Within Paganism there are a variety methods of healing which involve magic; herbal, folk remedies, Eastern techniques which involve the changing of the body’s energy field; Native American and shamanic techniques; etc. Many of these could fall under the ambit of faith healing as magical thinking tends to be dominant.
While it is true in many cases that the advantages of using alternative and holistic medicines and practices are being recognised more and more by conventional health-care professionals, anyone who is being treated is vulnerable, and “healers” often find themselves in a position of utmost trust. Ethics are thus of utmost importance – in fact I would say that ethics are there to specifically prevent the “power-over” sort of relationships which often develop between “faith healer” and “patient”.
It doesn't matter whether you are a spiritual healer, an herbalist, a shaman, a Witch, etc, the ethics are the same. These practitioners must recognise that their primary obligation is towards those they are giving “healing support” to.
I think that all forms of “alternative medicine” or “holistic medicine” are, and should be, complementary to professional medical advice/care and should never replace medical healthcare.
Complementary health-care practitioners are not medical practitioners - I would describe them rather as “alternative first-aid practitioners” and as “after-care practitioners”.
The biggest problem...
Sat, 08/14/2010 - 00:03 — Charlesas far as I am aware, isn't so much defining borders or limits, or even the role that alternative medicine (as it is now called - funnily enough, prior to the advent of the burning times it was the PRIMARY medicine) should play in concert with 'chemical' medicine - but the fact that ethics per se no longer seems to be regarded with any sort of respect or even seriousness.
We have doctors who ignore ethics in favour of profits (Anna Nicole-Smith's physician, for instance), policemen ignoring ethics in favour of bribes (ok, that's also profits - ask Glenn Agliotti and Jackie Selebi about the sums involved), politicians (presidents, even) who impregnate the daughters of friends despite already having a stable of willing and legally wed wives to choose from, and who associate with known (but terminally ill) fraudsters who are still well enough to play golf and go shopping every Saturday for 6 hours, sportsmen and sportswomen gobbling banned performance-enhancing drugs the way schoolchildren eat sweets, and so on and so forth.
I can go on and on - but I'm sure you get the picture. I've barely scratched the surface.
Point being - morality as a measure of acceptable behaviour just seems to have disappeared, and ethical behaviour is so close to extinction that it makes the Dodo look alive and well.

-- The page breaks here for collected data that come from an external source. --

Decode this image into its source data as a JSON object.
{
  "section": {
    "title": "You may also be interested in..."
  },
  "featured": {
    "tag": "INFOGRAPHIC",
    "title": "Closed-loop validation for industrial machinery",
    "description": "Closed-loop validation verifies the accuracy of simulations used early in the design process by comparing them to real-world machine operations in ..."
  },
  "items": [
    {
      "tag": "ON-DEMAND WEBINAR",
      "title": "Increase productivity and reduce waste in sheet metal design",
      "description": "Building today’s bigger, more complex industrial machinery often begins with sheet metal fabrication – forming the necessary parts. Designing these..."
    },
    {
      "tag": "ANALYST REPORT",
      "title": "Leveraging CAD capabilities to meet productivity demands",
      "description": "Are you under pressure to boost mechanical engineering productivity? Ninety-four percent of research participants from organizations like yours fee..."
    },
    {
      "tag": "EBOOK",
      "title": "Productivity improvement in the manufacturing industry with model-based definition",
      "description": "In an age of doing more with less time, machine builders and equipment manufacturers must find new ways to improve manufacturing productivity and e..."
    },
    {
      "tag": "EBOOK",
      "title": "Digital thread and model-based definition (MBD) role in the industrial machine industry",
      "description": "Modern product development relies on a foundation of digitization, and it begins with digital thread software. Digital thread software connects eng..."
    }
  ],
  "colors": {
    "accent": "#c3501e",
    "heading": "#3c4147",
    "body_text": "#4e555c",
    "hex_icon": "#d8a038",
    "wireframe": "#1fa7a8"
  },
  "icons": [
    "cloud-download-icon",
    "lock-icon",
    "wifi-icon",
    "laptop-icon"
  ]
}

Of course, I'm talking about society as a whole - I would like to feel/believe that MY community, the Pagan community, still has a certain morality and a strict sense of ethics.
Or am I wrong?
Are we all descending into the sticky sweaty morass of politically-correct answers for every question, of doing what we want regardless of the rights and wrongs, and to Hel with the consequences - because to question the status quo and stand up for what is right would be too uncomfortable and too difficult for us to live with?
I most certainly hope not.
Ethical behaviour is probably the very last bastion of our general system of (Pagan) beliefs against the everlasting and unending onslaught of mediocrity over excellence, of convenience over rectitude, and of profits over accountability. I most certainly agree with Erebos's assessment of the part that ethics must play in any faith-based process in which power/authority is involved. I'm just not sure that enough people, particularly those who most surely SHOULD be moral, honest, and ethical, actually still understand what ethical behaviour is...
well said
Mon, 08/16/2010 - 07:50 — Damon LeffHear hear!